Αυτο χαθ’ αυτο µεθ’ αυτου µονο ειδες αιει ον.
Платон. Sympos
С чувством глубокой, но странной нежности смотрел я на мою подругу Морэллу. Когда случай свел нас несколько лет тому назад, душа моя, с первой же встречи нашей, загорелась огнем, которого никогда раньше не знала; но это не был огонь Эроса, и я с горьким, мучительным чувством убедился, что не могу определить его странную сущность, его смутный пыл. Но мы встретились, и судьба связала нас перед алтарем, и я никогда не говорил о страсти, не думал о любви. Как бы то ни было, она избегала общества и, привязавшись ко мне одному, доставила мне счастье. Разве не счастье – удивляться, разве не счастье – мечтать?
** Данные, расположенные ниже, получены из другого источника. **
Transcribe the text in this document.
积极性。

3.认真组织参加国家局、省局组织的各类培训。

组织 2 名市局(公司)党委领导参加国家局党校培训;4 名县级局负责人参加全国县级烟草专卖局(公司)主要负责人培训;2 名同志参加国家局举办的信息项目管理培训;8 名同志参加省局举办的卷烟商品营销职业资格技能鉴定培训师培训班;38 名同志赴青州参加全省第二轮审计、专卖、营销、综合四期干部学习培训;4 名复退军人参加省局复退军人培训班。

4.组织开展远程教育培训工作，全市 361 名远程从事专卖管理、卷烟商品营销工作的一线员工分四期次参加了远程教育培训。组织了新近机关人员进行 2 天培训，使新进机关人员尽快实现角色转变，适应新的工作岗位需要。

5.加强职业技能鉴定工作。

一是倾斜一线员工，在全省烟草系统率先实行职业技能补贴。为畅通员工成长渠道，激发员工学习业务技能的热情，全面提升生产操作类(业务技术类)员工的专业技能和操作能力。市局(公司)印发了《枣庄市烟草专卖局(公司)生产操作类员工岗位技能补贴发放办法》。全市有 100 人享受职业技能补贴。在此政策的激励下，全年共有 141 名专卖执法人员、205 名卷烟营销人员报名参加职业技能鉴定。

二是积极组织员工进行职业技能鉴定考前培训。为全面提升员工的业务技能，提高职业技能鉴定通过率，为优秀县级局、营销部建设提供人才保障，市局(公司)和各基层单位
Морэлла обладала глубокими познаниями. Дарования ее были не заурядного свойства, – силы ума колоссальные. Я чувствовал это и во многих отношениях сделался ее учеником. Вскоре, однако, может быть, под влиянием своего пресбургского воспитания, она заставила меня углубиться в мистические произведения, которые считаются обыкновенно мусором ранней германской литературы. По непонятной для меня причине они были любимым и постоянным предметом ее занятий, – которые с течением времени сделались и моими, просто в силу привычки и примера.
Если не ошибаюсь, мой рассудок не играл при этом самостоятельной роли. Или я мало себя знаю, – или мои воззрения вовсе не идеалистического характера и никаких следов мистицизма нельзя заметить в моих поступках и мыслях. Убежденный в этом, я отдался руководству жены, и решительно вступил в круг ее запутанных занятий. И тогда – когда, вчитываясь в запретные страницы, я чувствовал, что запретный дух загорается во мне, – она брала мою руку своей холодной рукой и выискивала в пепле мертвой философии несколько тихих странных слов, необычайный смысл которых огненными буквами запечатлевался в моем мозгу. И по целым часам я сидел подле нее, прислушиваясь в музыке ее голоса, пока наконец его мелодия не окрашивалась ужасом, и тень ложилась на мою душу, и я дрожал, прислушиваясь к его слишком неземным звукам. И таким-то образом радость превращалась в страх и прекраснейшее становилось гнуснейшим, как Гинном сделался Геенной.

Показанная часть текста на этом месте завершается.